Twelve days later, he won the Tour by 7 minutes, 17 seconds over runner-up Beloki, his second-biggest margin of victory. Armstrong beat Switzerland's Alex Zuelle by 7 minutes, 37 seconds in 1999, when he came back from cancer to win his first title.
And in 2001, he was 20 minutes, seven seconds behind by the 10th stage.
Leading up to his first two Tour wins, Armstrong was well out in front after the 10th stage -- leading by more than four minutes in 2000 and seven minutes in 1999.
Armstrong's next big day on this Tour comes at Friday's individual time trials, when riders race against the clock. Armstrong, a bronze medalist in the event at the 2000 Sydney Games, has already scouted out the hilly 29.1-mile course that should suit strong climbers like him.
His coach, Chris Carmichael, says that if all goes well, he expects Armstrong to gain 30 seconds over 1997 Tour winner Jan Ullrich, the silver medalist at Sydney, a minute over American rider Tyler Hamilton and more than two minutes over Spaniards Mayo and Francisco Mancebo.
With those rivals close behind, Armstrong said it "may be the most important time trial I've ever done in the Tour."
Before Thursday's 11th stage from Narbonne to Toulouse, Mancebo of the Ibanesto.com team, is 4th overall, 1:37 back. Ullrich, said to be a rider who gets stronger in the Tour's second half, is 2:10 back in 6th, just behind 5th-placed Hamilton, who has a 1:52 deficit to Armstrong.
Third-placed Mayo, just 1:02 back, proved he's a danger when he rocketed up the 21 hairpin bends to L'Alpe d'Huez to win the stage where Armstrong triumphed just two years earlier.

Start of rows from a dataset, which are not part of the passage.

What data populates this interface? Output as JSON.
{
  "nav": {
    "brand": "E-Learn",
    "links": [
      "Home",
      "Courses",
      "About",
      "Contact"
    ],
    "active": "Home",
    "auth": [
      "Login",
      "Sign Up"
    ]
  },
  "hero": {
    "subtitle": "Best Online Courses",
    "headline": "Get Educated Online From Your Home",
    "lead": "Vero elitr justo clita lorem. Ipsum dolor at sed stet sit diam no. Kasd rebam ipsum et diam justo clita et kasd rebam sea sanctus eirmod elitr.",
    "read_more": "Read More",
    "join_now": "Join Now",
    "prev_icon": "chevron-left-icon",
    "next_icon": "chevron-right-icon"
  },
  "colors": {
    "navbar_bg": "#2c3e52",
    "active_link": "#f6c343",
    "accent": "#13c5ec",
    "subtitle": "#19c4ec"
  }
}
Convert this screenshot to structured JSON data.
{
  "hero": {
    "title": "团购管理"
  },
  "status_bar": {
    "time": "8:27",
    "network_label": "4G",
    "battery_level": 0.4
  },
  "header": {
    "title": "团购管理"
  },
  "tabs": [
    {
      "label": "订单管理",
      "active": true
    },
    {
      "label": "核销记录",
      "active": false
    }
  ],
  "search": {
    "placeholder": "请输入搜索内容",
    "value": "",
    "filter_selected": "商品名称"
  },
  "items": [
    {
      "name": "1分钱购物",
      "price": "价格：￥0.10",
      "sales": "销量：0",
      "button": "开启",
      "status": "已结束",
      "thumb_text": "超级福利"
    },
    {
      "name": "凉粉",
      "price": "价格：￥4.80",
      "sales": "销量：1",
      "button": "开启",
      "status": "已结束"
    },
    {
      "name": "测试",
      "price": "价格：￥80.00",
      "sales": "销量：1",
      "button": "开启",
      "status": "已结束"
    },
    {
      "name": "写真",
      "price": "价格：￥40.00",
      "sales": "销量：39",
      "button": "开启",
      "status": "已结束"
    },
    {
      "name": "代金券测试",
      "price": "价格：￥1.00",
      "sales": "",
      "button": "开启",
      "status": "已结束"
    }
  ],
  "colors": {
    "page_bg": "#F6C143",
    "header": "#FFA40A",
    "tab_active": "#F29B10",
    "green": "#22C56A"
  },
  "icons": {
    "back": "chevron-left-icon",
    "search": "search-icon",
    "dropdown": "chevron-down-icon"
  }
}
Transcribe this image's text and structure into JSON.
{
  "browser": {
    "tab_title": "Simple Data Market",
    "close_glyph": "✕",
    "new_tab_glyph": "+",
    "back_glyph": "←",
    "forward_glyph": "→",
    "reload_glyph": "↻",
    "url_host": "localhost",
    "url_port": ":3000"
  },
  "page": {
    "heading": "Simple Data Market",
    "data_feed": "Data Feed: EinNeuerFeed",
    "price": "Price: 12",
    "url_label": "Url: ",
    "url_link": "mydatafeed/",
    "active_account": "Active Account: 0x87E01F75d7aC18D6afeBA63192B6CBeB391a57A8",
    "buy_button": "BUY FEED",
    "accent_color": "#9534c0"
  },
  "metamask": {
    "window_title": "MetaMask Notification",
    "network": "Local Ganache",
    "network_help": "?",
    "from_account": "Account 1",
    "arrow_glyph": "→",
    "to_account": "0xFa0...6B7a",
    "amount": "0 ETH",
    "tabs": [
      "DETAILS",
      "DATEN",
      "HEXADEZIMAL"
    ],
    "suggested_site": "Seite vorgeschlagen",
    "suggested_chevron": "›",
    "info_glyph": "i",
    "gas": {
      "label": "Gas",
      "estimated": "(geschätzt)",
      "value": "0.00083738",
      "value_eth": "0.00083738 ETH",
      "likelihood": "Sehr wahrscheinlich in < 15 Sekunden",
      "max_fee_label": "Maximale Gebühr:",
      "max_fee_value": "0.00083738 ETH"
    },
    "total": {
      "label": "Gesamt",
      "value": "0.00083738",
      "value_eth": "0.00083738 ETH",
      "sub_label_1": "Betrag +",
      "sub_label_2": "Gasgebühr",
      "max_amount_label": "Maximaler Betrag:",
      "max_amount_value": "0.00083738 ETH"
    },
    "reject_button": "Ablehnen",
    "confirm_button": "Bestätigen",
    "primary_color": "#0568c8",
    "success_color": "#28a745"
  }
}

The 1987 Tour winner Stephen Roche said L'Alpe d'Huez "confirmed what everybody's been thinking about Armstrong: That he may not be as strong as he should be."
Armstrong wrote it off as just a bad day and blamed his teammate Manuel Beltran for leading him too fast up the first part of the climb. That was a rare mistake from his U.S. Postal team that otherwise has been peerless.
"He's at least as strong as anyone else, with the strongest team, so I still think he'll win," said Australian Matthew Wilson of FDJeux.com, who's riding his first Tour.